To illustrate the fact that the time difference between exact transits in the two zodiacs increases with a person's age consider again the person born at 09:00 GMT on March 4, 1900. Transiting Uranus reaches an exact square to natal Venus at 06:00 GMT on November 25, 1910, with the tropical zodiac, and with the sidereal zodiac reaches an exact square at 11:00 GMT on November 28, 1910, so the exact aspect occurs just 3 days earlier with the tropical zodiac rather than 17 days as in the case of the 1973 opposition considered above.
A similar phenomenon, of course, occurs with transiting planets other than Uranus. Since the inner planets move more quickly along the ecliptic than do the outer planets, we would expect that the time difference for the two zodiacs would be less for them since they take less time to traverse their "head start". Computation confirms this. Consider again the person born at 09:00 GMT on March 4, 1900. Transiting Mars reaches an exact trine to natal Neptune at 21:00 GMT on October 25, 1971, with the tropical zodiac, and with the sidereal zodiac reaches an exact trine at 23:00 GMT on October 27, 1971, so the exact aspect occurs 2 days earlier with the tropical zodiac rather than 17 days as in the case of the 1973 opposition considered above.

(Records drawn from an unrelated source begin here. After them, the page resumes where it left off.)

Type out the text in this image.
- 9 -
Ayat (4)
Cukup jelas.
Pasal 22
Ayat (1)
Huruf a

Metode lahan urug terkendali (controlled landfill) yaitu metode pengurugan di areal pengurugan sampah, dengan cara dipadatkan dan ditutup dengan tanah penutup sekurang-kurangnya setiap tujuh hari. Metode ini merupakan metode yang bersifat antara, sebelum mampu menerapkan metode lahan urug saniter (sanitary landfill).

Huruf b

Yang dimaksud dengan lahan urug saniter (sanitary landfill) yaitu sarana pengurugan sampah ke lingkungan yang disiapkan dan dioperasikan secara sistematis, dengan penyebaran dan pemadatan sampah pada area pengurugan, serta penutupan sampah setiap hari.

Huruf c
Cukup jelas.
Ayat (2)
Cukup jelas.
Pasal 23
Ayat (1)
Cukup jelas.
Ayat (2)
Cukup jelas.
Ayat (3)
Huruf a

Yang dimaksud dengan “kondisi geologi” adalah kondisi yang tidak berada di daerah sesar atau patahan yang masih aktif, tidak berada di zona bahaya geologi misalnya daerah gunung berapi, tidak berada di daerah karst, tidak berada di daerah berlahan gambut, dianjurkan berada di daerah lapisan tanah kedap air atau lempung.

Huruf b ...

Thus we may sum this up by saying that, when using the tropical zodiac, personal transits occur earlier than when using the sidereal zodiac, by up to two weeks or more, and that, for any given transit, the difference for the two zodiacs is larger for the outer planets and increases with a person's age. Thus when calculating personal transits the choice of zodiac does make a significant difference.